As a writer who obsesses over the right title to grab a target audience, seeing a book subtitled ‘Song Collectors and the Life and Death of Folk Tradition’ I say, count me in. It’s a challenging subject, not often trodden with aplomb. I wasn’t even dissuaded when the first line on the inner jacket — ‘This is the first ever book about song collectors…’ — caused me to wonder what those multiple volumes cluttering up my groaning shelves were.
Michael Church could have started with Mary Beth Hamilton’s admirable study of blues collectors, In Search of the Blues (2007), an excellent template. Instead, the five-book checklists at the end of all 27 chapters of Musics Lost and Found contain few of the books I would have expected to see, given that enticing subtitle and the (mostly 20th-century) collectors Church has cherry-picked to exemplify what is a somewhat tendentious thesis: ‘We may be seeing folk music’s “end of history”.’
Where have I heard that idea before? Perhaps in multiple folksong collections over the past 250 years, such as Reliques of Ancient English Poetry and The Last Leaves of Traditional Airs. So, not an original proposition. Nor is it one that chimes with the facts, even if it’s been the constant concern of singers down the centuries, borne out by the most famous put-down of a song collector ever uttered: James Hogg’s mother, Margaret, to Walter Scott, after he presented her with his Minstrelsy of the Scottish Border:
‘Ye hae spoilt them a’thegither. They were made for singing and no’ for reading, but ye hae broken the charm, and they’ll never be sung mair.’
That was two centuries ago. And yet here we are, full to the brim with familiar ‘keepers of the traditional flame’, such as Béla Bartók and Alan Lomax, scooping up the last jewels of oral tradition. Or so they thought. Yet, as Church attests, such individuals can still be found trawling for songs from Morocco to Afghanistan and Korea to Armenia. But not, apparently, in the British Isles, where Church confines himself to collectors long dead, such as John Clare, Sabine Baring-Gould, Cecil Sharp and Percy Grainger. Peter Kennedy and Mike Yates can go hang.

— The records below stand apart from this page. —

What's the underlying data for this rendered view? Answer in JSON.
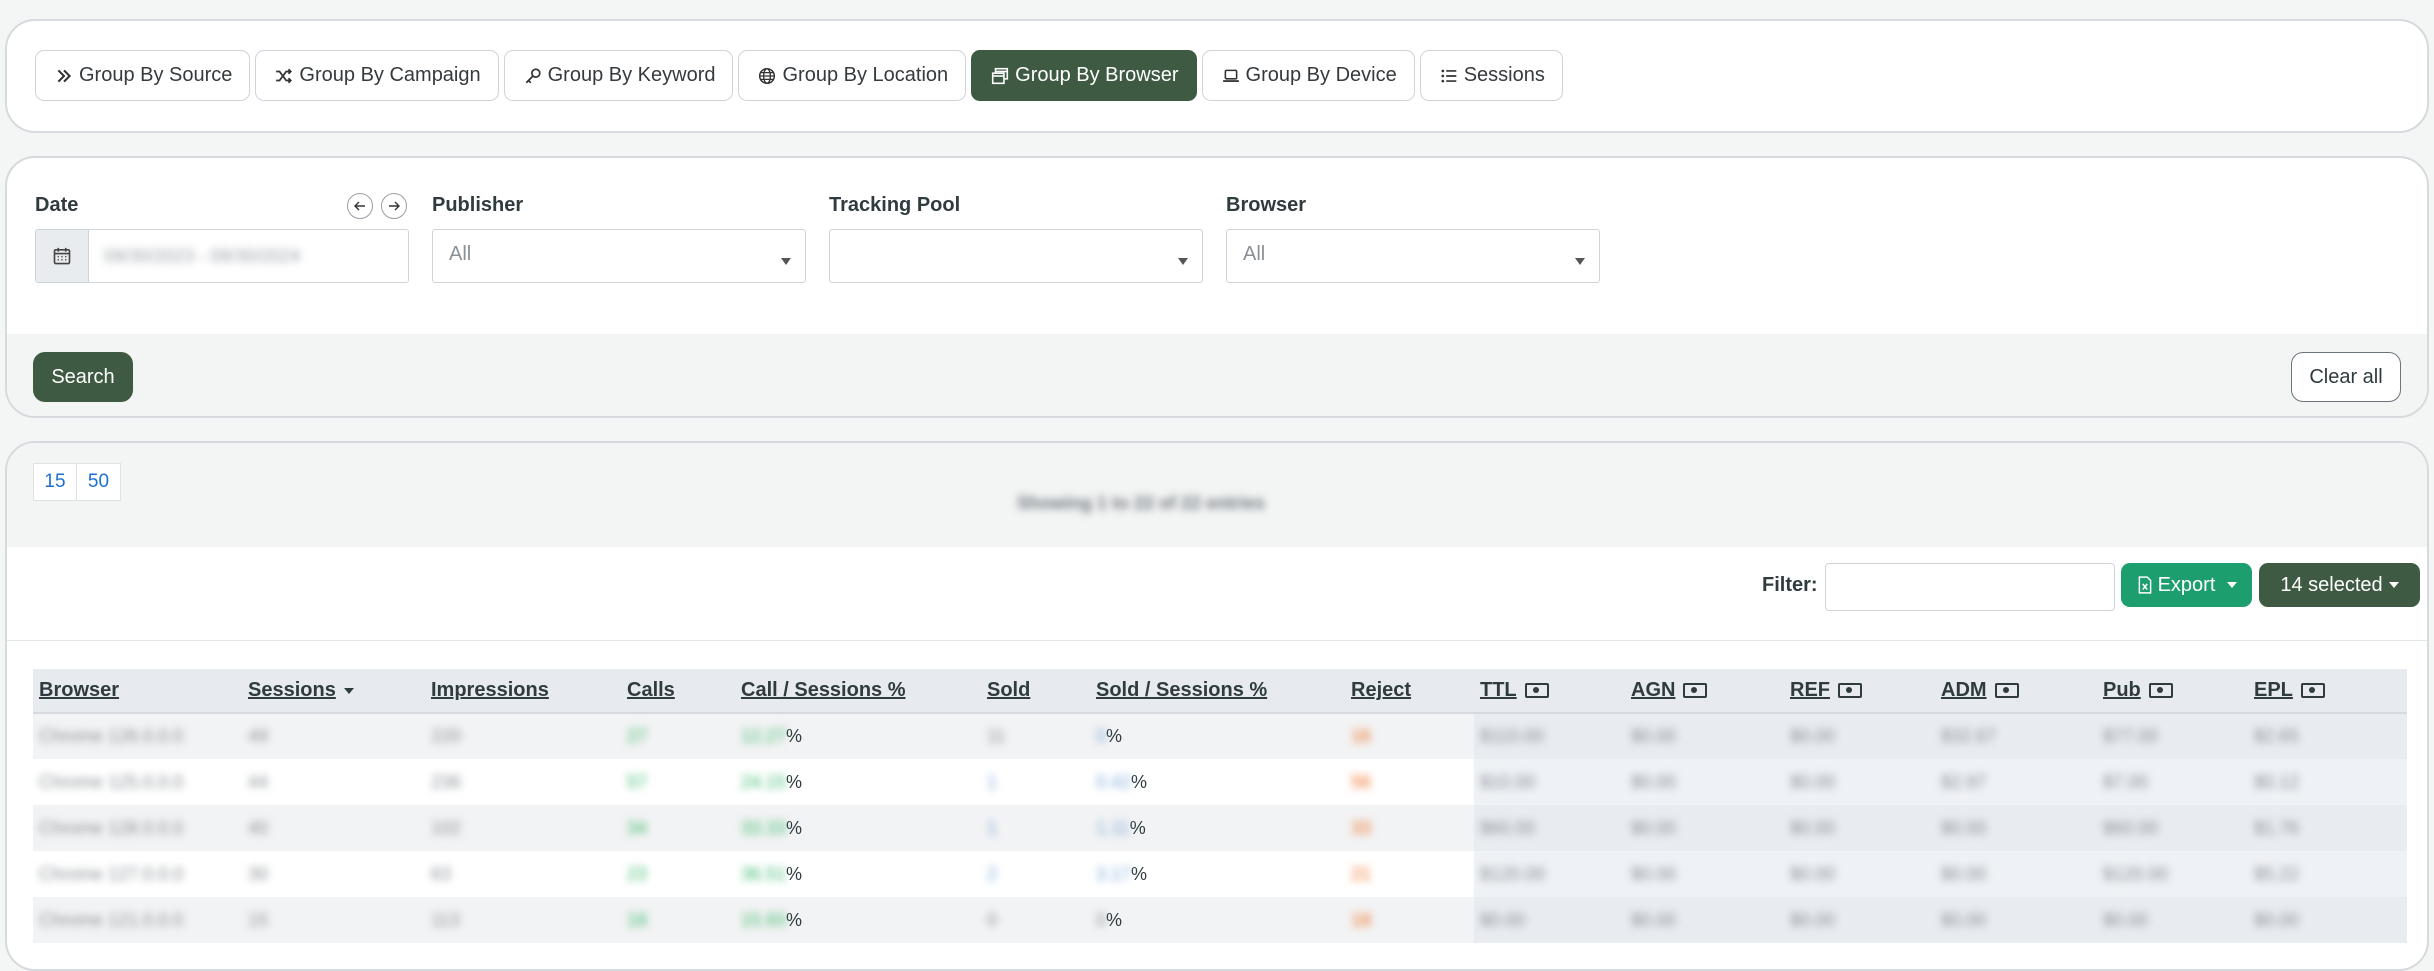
{
  "tabs": [
    {
      "label": "Group By Source",
      "icon": "double-chevron-right-icon",
      "active": false
    },
    {
      "label": "Group By Campaign",
      "icon": "shuffle-icon",
      "active": false
    },
    {
      "label": "Group By Keyword",
      "icon": "key-icon",
      "active": false
    },
    {
      "label": "Group By Location",
      "icon": "globe-icon",
      "active": false
    },
    {
      "label": "Group By Browser",
      "icon": "browser-windows-icon",
      "active": true
    },
    {
      "label": "Group By Device",
      "icon": "laptop-icon",
      "active": false
    },
    {
      "label": "Sessions",
      "icon": "list-icon",
      "active": false
    }
  ],
  "filters": {
    "date_label": "Date",
    "date_value": "09/30/2023 - 09/30/2024",
    "publisher_label": "Publisher",
    "publisher_value": "All",
    "tracking_pool_label": "Tracking Pool",
    "tracking_pool_value": "",
    "browser_label": "Browser",
    "browser_value": "All",
    "search_label": "Search",
    "clear_label": "Clear all"
  },
  "table_controls": {
    "page_sizes": [
      "15",
      "50"
    ],
    "showing": "Showing 1 to 22 of 22 entries",
    "filter_label": "Filter:",
    "export_label": "Export",
    "selected_label": "14 selected"
  },
  "columns": [
    "Browser",
    "Sessions",
    "Impressions",
    "Calls",
    "Call / Sessions %",
    "Sold",
    "Sold / Sessions %",
    "Reject",
    "TTL",
    "AGN",
    "REF",
    "ADM",
    "Pub",
    "EPL"
  ],
  "rows": [
    {
      "browser": "Chrome 126.0.0.0",
      "sessions": "49",
      "impressions": "220",
      "calls": "27",
      "call_pct": "12.27",
      "sold": "11",
      "sold_pct": "0",
      "reject": "16",
      "ttl": "$110.00",
      "agn": "$0.00",
      "ref": "$0.00",
      "adm": "$32.67",
      "pub": "$77.00",
      "epl": "$2.65"
    },
    {
      "browser": "Chrome 125.0.0.0",
      "sessions": "44",
      "impressions": "236",
      "calls": "57",
      "call_pct": "24.15",
      "sold": "1",
      "sold_pct": "0.42",
      "reject": "56",
      "ttl": "$10.00",
      "agn": "$0.00",
      "ref": "$0.00",
      "adm": "$2.97",
      "pub": "$7.00",
      "epl": "$0.12"
    },
    {
      "browser": "Chrome 128.0.0.0",
      "sessions": "40",
      "impressions": "102",
      "calls": "34",
      "call_pct": "33.33",
      "sold": "1",
      "sold_pct": "1.11",
      "reject": "33",
      "ttl": "$60.00",
      "agn": "$0.00",
      "ref": "$0.00",
      "adm": "$0.00",
      "pub": "$60.00",
      "epl": "$1.76"
    },
    {
      "browser": "Chrome 127.0.0.0",
      "sessions": "30",
      "impressions": "63",
      "calls": "23",
      "call_pct": "36.51",
      "sold": "2",
      "sold_pct": "3.17",
      "reject": "21",
      "ttl": "$120.00",
      "agn": "$0.00",
      "ref": "$0.00",
      "adm": "$0.00",
      "pub": "$120.00",
      "epl": "$5.22"
    },
    {
      "browser": "Chrome 121.0.0.0",
      "sessions": "15",
      "impressions": "113",
      "calls": "18",
      "call_pct": "15.93",
      "sold": "0",
      "sold_pct": "0",
      "reject": "18",
      "ttl": "$0.00",
      "agn": "$0.00",
      "ref": "$0.00",
      "adm": "$0.00",
      "pub": "$0.00",
      "epl": "$0.00"
    }
  ],
  "colors": {
    "accent": "#3e5a42",
    "export": "#1d9e6e",
    "calls": "#39b86b",
    "reject": "#f06a1c"
  }
}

Clare sticks out like a sore thumb. He may be a major poet but his song collecting was minimal, and what he did collect he bastardized, as Church would have discovered if he’d scanned George Deacon’s John Clare & the Folk Tradition — not the most cryptic title. These glaring holes in his research crop up repeatedly, such is his haste to cover the waterfront. The first chapter attempts to get from England’s broadside printers to the Child ballads — a span of three centuries — in eight pages. I can only guess how the many scholars for whom this is a lifetime’s work feel.

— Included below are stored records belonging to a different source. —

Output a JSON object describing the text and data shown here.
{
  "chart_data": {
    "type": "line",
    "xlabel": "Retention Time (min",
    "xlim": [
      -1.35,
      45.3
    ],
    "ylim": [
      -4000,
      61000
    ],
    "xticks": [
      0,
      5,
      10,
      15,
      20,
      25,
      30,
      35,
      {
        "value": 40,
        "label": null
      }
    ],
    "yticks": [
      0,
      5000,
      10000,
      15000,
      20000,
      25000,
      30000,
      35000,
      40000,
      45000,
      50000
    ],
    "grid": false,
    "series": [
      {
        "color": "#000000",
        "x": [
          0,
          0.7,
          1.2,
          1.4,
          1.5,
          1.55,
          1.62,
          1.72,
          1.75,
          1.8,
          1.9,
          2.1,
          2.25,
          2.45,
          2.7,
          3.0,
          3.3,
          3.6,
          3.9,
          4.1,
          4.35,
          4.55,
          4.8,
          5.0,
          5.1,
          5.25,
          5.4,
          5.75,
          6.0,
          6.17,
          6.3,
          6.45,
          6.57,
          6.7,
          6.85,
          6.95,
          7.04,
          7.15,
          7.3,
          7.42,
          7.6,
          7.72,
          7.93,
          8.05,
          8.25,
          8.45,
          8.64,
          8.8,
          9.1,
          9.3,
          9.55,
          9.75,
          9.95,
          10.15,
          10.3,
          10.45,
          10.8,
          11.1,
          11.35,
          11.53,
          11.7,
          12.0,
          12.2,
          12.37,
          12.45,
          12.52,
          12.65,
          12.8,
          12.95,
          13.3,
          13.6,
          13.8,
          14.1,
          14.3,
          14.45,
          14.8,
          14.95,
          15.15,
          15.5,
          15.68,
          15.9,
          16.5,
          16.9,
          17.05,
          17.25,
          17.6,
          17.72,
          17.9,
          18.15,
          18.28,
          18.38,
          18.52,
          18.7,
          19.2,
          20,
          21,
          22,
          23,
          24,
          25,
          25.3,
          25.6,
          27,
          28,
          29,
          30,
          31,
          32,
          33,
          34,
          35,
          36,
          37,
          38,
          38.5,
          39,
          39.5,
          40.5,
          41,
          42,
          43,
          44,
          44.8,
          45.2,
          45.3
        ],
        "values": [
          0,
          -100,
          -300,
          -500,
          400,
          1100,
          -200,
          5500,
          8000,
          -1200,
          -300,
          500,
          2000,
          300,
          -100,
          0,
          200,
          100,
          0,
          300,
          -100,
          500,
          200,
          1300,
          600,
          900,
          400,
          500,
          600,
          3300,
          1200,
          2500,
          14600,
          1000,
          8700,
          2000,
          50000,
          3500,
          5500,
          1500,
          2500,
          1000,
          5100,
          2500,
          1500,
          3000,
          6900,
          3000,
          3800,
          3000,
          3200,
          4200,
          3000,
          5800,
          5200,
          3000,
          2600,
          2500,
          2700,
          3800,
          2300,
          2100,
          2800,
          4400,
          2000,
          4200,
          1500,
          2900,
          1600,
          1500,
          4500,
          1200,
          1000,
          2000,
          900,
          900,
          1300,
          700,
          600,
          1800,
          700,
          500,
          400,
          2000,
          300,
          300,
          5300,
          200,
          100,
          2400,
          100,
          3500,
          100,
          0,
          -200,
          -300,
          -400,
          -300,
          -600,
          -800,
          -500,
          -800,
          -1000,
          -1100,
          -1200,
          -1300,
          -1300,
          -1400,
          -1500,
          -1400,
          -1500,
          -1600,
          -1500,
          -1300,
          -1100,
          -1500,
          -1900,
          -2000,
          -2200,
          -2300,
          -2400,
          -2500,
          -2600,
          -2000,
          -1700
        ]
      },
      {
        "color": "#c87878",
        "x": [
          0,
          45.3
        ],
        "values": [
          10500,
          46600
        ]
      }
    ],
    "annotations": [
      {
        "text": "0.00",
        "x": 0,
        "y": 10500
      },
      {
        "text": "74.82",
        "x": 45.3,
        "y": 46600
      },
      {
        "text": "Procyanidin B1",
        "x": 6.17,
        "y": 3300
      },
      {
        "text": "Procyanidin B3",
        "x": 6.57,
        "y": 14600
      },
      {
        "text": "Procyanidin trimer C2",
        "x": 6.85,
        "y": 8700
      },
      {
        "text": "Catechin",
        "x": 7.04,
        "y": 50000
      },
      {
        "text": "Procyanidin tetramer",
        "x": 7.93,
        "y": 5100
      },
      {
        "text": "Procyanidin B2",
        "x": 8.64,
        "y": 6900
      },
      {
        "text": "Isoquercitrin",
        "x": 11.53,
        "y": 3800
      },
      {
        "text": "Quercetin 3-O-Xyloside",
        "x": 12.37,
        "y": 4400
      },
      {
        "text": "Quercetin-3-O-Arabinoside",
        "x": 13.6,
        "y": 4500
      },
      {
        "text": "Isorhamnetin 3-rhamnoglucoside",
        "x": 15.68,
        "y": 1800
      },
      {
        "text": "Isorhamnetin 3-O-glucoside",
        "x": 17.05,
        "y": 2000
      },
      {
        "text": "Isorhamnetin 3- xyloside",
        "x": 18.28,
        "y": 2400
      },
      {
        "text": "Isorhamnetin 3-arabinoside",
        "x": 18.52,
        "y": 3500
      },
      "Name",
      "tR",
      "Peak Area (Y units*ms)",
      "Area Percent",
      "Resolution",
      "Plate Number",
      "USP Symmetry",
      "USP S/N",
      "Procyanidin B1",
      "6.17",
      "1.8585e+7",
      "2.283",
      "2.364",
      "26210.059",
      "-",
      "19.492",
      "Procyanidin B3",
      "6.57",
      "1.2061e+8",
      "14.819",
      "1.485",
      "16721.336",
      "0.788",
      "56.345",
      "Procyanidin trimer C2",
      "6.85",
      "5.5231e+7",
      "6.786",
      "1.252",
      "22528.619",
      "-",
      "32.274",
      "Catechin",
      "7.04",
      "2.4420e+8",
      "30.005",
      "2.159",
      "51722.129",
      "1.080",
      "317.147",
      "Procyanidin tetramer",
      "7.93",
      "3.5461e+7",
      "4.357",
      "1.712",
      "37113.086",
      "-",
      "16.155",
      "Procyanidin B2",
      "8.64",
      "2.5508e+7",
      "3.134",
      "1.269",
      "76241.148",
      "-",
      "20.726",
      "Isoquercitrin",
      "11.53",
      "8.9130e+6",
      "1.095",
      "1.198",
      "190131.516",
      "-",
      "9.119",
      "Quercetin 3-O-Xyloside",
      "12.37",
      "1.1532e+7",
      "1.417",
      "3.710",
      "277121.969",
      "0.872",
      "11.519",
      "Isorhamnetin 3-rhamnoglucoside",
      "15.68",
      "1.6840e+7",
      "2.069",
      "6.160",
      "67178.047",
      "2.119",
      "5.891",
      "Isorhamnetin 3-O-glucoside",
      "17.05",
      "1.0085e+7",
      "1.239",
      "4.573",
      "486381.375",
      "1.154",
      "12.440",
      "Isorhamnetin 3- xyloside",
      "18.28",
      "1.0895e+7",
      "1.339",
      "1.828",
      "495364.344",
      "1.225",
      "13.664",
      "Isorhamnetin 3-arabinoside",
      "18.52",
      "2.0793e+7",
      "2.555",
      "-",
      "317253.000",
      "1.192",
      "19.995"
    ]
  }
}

Folk tradition has been as boundless and as enduring as the oceans, finding its way into nooks and crannies of song that even Moe Asch’s fabled Folkways label — which receives half a chapter here — could not have marketed. The digital world has made available more folk music than ever — just not for a profit, something Church bemoans. Yet ’twas ever thus, as Church’s Wikipedia-like history of Asch’s hand-to-mouth label confirms.

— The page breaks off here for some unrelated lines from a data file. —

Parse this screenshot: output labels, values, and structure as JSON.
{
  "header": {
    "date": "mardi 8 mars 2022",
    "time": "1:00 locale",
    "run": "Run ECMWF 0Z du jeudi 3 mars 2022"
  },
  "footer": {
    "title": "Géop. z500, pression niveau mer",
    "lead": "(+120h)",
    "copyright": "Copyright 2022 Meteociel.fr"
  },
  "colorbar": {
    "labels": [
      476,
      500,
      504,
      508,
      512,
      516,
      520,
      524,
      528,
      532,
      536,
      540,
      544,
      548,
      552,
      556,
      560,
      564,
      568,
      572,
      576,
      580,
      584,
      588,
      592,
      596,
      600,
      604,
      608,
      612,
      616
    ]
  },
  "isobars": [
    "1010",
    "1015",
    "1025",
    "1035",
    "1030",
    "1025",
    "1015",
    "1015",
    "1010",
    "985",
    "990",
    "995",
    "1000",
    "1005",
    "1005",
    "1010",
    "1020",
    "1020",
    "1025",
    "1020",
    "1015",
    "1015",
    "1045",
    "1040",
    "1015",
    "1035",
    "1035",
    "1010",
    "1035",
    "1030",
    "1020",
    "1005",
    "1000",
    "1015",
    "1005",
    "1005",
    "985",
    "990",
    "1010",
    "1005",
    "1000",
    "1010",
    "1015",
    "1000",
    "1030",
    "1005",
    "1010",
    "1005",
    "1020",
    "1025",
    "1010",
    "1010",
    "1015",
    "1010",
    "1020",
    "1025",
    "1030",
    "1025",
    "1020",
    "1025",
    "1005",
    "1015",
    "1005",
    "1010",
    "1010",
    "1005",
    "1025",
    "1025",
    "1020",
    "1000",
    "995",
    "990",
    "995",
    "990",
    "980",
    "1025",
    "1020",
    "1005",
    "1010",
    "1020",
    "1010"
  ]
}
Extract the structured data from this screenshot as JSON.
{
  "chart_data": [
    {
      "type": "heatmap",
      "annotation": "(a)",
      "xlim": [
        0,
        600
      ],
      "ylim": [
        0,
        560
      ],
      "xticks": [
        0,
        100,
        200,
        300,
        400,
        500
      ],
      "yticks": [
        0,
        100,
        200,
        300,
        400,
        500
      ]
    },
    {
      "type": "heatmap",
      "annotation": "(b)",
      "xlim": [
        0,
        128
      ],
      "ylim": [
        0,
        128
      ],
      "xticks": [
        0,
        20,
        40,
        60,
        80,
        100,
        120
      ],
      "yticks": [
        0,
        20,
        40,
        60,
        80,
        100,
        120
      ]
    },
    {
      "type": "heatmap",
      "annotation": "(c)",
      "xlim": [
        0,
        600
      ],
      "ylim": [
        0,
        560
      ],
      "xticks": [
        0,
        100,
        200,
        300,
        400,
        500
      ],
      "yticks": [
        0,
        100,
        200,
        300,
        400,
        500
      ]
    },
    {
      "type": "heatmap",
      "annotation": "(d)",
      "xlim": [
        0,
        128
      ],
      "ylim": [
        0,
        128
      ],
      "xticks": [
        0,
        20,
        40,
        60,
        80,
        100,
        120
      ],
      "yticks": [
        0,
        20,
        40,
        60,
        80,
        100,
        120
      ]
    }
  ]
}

Folk has always existed on the margins, sometimes dangerously so. I might have hoped for a chapter on the oral tradition springing up in Hong Kong, protesting against Chinese hegemony, from anonymous people who risk prison and worse. Hardly a new situation either. No sirree. The author of ‘Bonnie Earl of Murray’ (c. 1590) — a song still alive and kicking — risked the same. Sadly, Church is too much of a classicist and not enough of a folklorist to have a handle on such tantalizing tentacles of tradition.
Instead, he trawls sources such as Dave Harker’s 1985 Fakesong, long discredited and out of print (the two might be connected), to score points off ‘the ineffable’ Percy Grainger and Cecil Sharp (whom he calls ‘contentious’ in the chapter devoted to him). Good studies on both have dismantled Harker’s neo-Marxist dialectic.
The one recent study Church definitely has read is Steve Roud’s 2017 volume, Folk Song in England. Unfortunately, he has taken Roud at his word on every debatable point in what is more a polemic than a work of academic rigor. He also seems to consider Roud’s bibliography has done all his own background work for Britain, which perhaps explains his disdain for Scottish song (dismissed in two pages), which won’t sit well with Celtic partisans.
Throughout, Church seems to imagine there is some pure, unfettered folk tradition, immune to external influences, preserved down the centuries intact. In this, at least, he’s in good company. It was Hubert Parry who wrote: ‘There is an enemy at the doors of folk music, which is driving it out, namely the common popular song.’ Parry wrote those words a century ago, 17 years before composing the melody for the distinctly popular ‘Jerusalem’, thus making this co-founder of the Folk Song Society the enemy within.
Yet folk song has enjoyed not one but two revivals since then, part of an ongoing cosmology of song, not something separated by bushes and briars. As long as folk song continues to be a broad church, I’ll remain unconvinced that Church is the man to muse upon such schisms. After all, as that modern philosopher Dirty Harry once said: ‘A man’s gotta know his limitations.’